Depok (ANTARA News) - Pakar transportasi Universitas Indonesia (UI) Ale Berawi menilai kereta cepat diperlukan untuk meningkatkan perekonomian teruatama bagi kelas menengah.

"Dengan kereta cepat pergerakan bisnis menjadi lebih mudan dan efisien dan perekonomian kelas menengah bisa didorong," kata Ale Berawi di kampus UI Depok, Rabu.

Direktur Direktorat Riset dan Pengabdian Masyarakat Universitas Indonesia (DRPM UI) tersebut mengatakan dengan naiknya ekonomi kelas menengah maka ekonomi kelas bawah pun akan terangkat sehingga perekonomian akan semakin membaik.

Menurut dia kereta cepat ini bukan kereta holiday namun lebih untuk mendorong roda perekonomian kelas menengah. Memudahkan aksebilitas pelaku usaha sehingga pergerakan menjadi lebih mudah.Namun yang harus dipertimbangkan juga adalah soal jarak.

"Lebih baik membangun kereta cepat Jakarta-Surabaya," katanya.

Ia mengatakan untuk pembangunan kereta cepat maka diperlukan jalur baru, karena jalur yang ada saat ini tidak memungkinkan dilalui kereta cepat. Jalur kereta cepat harus memiliki lebar antara 1,4 meter.

Sedangkan jalur yang ada saat ini lebarnya hanya 1 meter, karena kereta cepat memiliki jarak tempuh antara 250-300 kilo meter per jam.

Tentunya kata dia akan lebih efektif kalau bisa ditempuh dalam waktu lebih cepat. Dan ini moda transportasi yang ramah lingkungan. Di negara maju sudah memiliki kereta cepat untuk menunjang roda bisnis.

Dengan naiknya ekonomi kelas menengah maka ekonomi kelas bawah pun akan terangkat yang menunjang ekonomi kelas menengah. Jadi jika pelaku usaha ingin meninjau suatu lokasi bisa menggunakan moda transportasi ini.

Walaupun harga tiket kereta cepat memang lebih mahal dibanding kereta biasa. Tapi hal itu dilihat bukan sebagai kendala.

"Pengguna tentunya memiliki pemasukan tersendiri. Dan kalau roda bisnisnya maju maka ekonomi kelas bawah pun terangkat secara otomatis. Di negara maju seperti Jepang pun sudah lumrah terjadi dan memiliki kereta cepat," jelasnya.
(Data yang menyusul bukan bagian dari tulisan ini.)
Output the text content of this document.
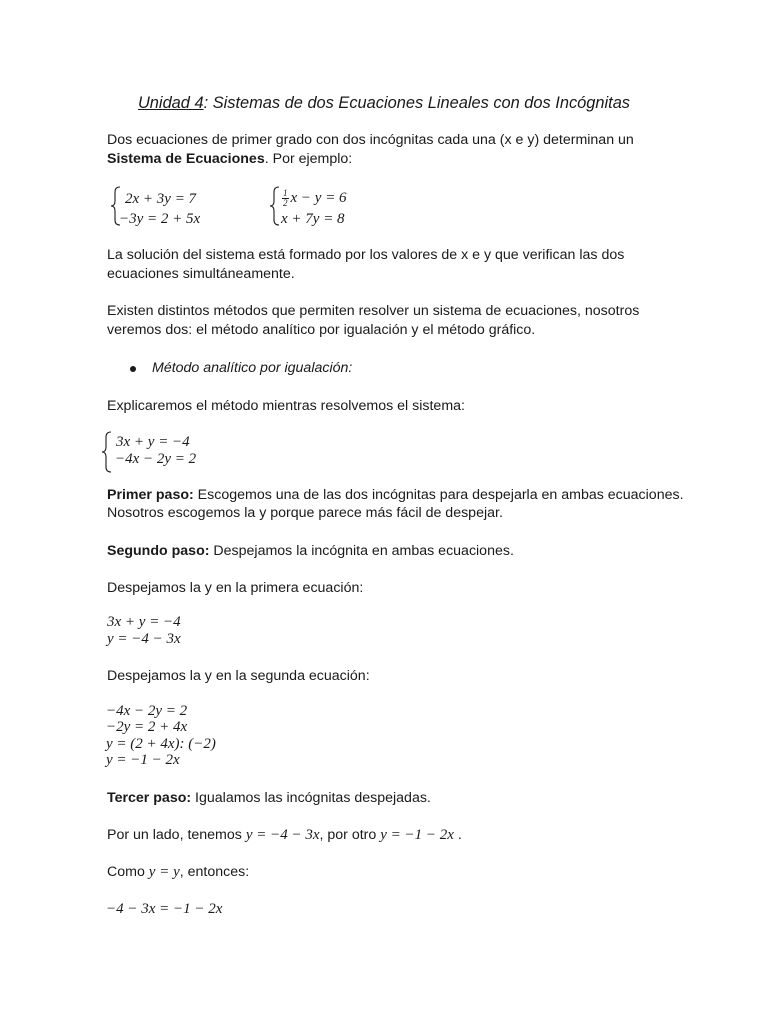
Unidad 4: Sistemas de dos Ecuaciones Lineales con dos Incógnitas

Dos ecuaciones de primer grado con dos incógnitas cada una (x e y) determinan un

Sistema de Ecuaciones. Por ejemplo:

2x + 3y = 7

−3y = 2 + 5x

$\frac{1}{2}$ x − y = 6

x + 7y = 8

La solución del sistema está formado por los valores de x e y que verifican las dos

ecuaciones simultáneamente.

Existen distintos métodos que permiten resolver un sistema de ecuaciones, nosotros

veremos dos: el método analítico por igualación y el método gráfico.

Método analítico por igualación:

Explicaremos el método mientras resolvemos el sistema:

3x + y = −4

−4x − 2y = 2

Primer paso: Escogemos una de las dos incógnitas para despejarla en ambas ecuaciones.

Nosotros escogemos la y porque parece más fácil de despejar.

Segundo paso: Despejamos la incógnita en ambas ecuaciones.

Despejamos la y en la primera ecuación:

3x + y = −4

y = −4 − 3x

Despejamos la y en la segunda ecuación:

−4x − 2y = 2

−2y = 2 + 4x

y = (2 + 4x): (−2)

y = −1 − 2x

Tercer paso: Igualamos las incógnitas despejadas.

Por un lado, tenemos y = −4 − 3x, por otro y = −1 − 2x .

Como y = y, entonces:

−4 − 3x = −1 − 2x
Mengenai resiko, Ale berpendapat, semua moda transportasi memiliki resiko kecelakaan yang sama. Hanya saja, dengan kecanggihan teknologi resiko itu bisa dihindari. Tentunya kuncinya di pemeliharaan harus dilakukan dengan sangat baik.

"Kalaupun ada kasuistik ya mungkin saja, tapi dengan kemajuan teknologi resiko itu bisa dikurangi," katanya.

Hanya saja, negara mana yang paling berani yang akhirnya memenangkan tender itu. Yang menjadi catatan dirinya, siapapun negara pemenang tender harus diperhatikan sejumlah hal.

Misalnya saja berani berinvestasi di Indonesia dan tidak membebankan pada masyarakat nantinya. Dalam hal ini, Cina dianggap lebih berani berinvestasi tanpa pertimbangan berlapis.